Ali-Yahia Abdenour: “Il faut un changement de régime”

Ali-Yahia Abdenour, militant des droits de l’Homme, à Liberté

“Il faut un changement de régime”

Par : arab chih, Liberté, 5 avril 2009

Dans cet entretien, le président d’honneur de la Ligue algérienne de défense des droits de l’Homme (LADDH) fait part de son appréciation quant à la manière dont la campagne électorale est menée, en soulignant la partialité de l’administration. Ali-Yahia Abdenour met par ailleurs en garde contre une amnistie qui se fera au détriment des obligations de mémoire et de vérité.

Liberté : La campagne électorale pour l’élection présidentielle du 9 avril est pratiquement à son quinzième jour. Quelle appréciation en faites-vous ?

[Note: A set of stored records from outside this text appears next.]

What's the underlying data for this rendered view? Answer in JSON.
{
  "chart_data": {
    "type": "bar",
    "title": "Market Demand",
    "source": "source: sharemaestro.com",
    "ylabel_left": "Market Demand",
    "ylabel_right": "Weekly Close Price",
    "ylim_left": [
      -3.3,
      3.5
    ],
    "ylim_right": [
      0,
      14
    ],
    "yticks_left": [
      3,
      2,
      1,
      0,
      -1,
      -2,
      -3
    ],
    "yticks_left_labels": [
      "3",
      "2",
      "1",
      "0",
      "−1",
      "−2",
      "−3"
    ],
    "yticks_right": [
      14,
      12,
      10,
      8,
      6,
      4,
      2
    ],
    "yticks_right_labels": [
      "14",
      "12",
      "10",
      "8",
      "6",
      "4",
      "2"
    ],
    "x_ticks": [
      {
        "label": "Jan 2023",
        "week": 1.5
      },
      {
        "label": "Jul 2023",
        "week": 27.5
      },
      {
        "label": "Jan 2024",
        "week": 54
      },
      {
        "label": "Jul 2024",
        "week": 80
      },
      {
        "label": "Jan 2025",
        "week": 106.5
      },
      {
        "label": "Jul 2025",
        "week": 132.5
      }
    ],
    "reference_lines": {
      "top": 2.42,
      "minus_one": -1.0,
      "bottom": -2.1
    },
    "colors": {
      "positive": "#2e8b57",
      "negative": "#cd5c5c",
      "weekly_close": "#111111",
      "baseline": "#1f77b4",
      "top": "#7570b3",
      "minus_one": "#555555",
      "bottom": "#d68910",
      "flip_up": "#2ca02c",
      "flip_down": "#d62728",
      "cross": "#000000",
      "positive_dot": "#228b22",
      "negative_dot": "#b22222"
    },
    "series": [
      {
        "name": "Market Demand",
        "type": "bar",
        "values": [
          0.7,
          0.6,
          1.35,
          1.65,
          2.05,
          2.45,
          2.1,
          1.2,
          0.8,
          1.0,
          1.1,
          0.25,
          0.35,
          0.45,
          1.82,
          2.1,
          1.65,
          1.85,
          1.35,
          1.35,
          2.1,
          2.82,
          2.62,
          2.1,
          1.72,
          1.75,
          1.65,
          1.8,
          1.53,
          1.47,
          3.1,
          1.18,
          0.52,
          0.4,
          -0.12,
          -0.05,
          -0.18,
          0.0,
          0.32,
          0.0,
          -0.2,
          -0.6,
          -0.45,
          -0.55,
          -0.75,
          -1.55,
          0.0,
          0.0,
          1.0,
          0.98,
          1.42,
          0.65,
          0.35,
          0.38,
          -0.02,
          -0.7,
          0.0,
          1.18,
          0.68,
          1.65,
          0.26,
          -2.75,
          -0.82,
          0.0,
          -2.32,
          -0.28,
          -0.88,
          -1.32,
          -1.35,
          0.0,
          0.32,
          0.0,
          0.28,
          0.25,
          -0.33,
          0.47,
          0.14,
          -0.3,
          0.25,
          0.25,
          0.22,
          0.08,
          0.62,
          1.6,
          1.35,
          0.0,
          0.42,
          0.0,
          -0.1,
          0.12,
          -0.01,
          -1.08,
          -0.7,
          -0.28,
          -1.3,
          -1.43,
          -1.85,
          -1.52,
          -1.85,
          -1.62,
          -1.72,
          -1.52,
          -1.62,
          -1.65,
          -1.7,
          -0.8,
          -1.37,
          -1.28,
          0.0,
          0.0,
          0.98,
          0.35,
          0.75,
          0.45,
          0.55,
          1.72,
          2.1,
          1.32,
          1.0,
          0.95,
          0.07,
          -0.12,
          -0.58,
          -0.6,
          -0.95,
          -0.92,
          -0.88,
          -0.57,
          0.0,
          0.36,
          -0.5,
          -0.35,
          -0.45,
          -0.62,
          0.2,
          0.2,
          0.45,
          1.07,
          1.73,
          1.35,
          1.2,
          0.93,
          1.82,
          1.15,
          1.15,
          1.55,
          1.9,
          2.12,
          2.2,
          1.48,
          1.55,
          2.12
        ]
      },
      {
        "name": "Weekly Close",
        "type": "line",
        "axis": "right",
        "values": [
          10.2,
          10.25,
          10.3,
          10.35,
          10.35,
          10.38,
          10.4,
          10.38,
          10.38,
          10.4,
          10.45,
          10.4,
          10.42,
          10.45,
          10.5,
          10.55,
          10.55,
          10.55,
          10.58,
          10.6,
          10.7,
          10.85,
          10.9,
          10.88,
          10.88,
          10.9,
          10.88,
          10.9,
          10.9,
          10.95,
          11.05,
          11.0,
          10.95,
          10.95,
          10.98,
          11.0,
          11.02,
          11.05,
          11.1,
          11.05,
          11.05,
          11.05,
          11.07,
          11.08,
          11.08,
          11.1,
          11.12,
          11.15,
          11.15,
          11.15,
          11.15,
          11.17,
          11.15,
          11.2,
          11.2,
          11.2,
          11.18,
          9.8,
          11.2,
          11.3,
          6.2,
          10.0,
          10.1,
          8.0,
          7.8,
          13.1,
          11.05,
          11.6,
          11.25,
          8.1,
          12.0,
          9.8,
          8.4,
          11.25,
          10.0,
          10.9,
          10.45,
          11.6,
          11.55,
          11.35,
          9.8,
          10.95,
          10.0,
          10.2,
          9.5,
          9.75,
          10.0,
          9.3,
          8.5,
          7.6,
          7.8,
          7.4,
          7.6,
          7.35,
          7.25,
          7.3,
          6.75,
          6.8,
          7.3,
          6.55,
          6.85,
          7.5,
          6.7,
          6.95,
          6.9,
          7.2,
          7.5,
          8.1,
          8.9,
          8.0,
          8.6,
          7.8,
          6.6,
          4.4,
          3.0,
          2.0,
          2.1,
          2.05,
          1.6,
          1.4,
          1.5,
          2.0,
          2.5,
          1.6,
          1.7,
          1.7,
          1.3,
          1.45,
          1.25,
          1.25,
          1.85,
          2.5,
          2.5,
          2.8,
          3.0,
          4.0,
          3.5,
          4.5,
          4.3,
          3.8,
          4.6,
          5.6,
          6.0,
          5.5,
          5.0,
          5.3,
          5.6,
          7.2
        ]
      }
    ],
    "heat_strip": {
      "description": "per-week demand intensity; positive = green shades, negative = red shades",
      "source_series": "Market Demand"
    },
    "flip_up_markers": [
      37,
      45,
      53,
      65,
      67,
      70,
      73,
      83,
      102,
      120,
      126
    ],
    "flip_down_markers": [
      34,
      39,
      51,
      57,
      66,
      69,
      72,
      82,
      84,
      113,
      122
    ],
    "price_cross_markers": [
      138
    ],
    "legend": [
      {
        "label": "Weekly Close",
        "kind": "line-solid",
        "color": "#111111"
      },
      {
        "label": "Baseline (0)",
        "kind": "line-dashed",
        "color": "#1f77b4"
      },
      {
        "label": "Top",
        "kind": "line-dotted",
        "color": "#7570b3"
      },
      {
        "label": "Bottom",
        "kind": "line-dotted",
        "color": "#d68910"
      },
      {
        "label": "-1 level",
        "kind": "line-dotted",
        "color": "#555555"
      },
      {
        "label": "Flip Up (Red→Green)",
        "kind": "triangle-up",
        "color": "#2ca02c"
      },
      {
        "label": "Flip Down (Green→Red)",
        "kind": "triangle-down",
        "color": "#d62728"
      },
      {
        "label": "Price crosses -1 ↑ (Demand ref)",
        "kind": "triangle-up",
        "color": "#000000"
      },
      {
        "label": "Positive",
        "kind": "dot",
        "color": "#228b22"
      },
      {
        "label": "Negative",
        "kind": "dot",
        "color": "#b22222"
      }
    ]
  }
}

Ali-Yahia Abdenour : Il faut parler vrai et près des faits. La campagne électorale du Président-candidat à sa propre succession est organisée par l’administration qui est aux ordres, par les partis de la coalition gouvernementale, par le gouvernement qui est son comité de soutien, par des comités de la société civile, des patrons de l’industrie, de femmes, de jeunes, de sportifs, d’artistes. Il suffit de prononcer son nom pour que ses comités de soutien, dont la danse et les chansons sont les supports de cette institution qu’est l’animation politique, se lèvent et acclament en chœur : “Le guide providentiel qui restera à vie au pouvoir.” Il faut se méfier de ceux qui prennent le train en marche, mais veulent courir plus vite que la locomotive. La population hurle avec les loups : “Plus Bouteflika que moi tu meurs.” Le Président-candidat peut dire comme l’ancien roi d’Espagne : “Il n’y a pas abus de pouvoir en ce pays, mais abus d’obéissance.” Il faut savoir aussi ce que l’on cache et ce que l’on tait. Les pamphlets expriment en un style direct, et en langue dure et parfois crue, le rejet du Président-candidat car il y a une accumulation de revendications légitimes non satisfaites qui engendrent des mécontentements. Le désespoir, la détresse, la frustration, la déception, l’inquiétude et le découragement habitent les gens. Il y a une cassure, bien plus qu’une rupture, entre d’une part une minorité jouissant d’un niveau de vie égal ou supérieur à celui des pays développés, et de l’autre, la majorité de la population, les pauvres, les travailleurs, les retraités, les enseignants, les couches moyennes, qui ne bouclent pas leurs fins de mois. Le pouvoir ne veut pas entendre cette Algérie qui souffre.

Certains candidats se sont plaints du parti pris de l’administration en faveur d’un candidat et ont brandi la menace de se retirer de la course. Selon vous, un tel scénario est-il possible ? Écornerait-il la crédibilité de la prochaine élection présidentielle ?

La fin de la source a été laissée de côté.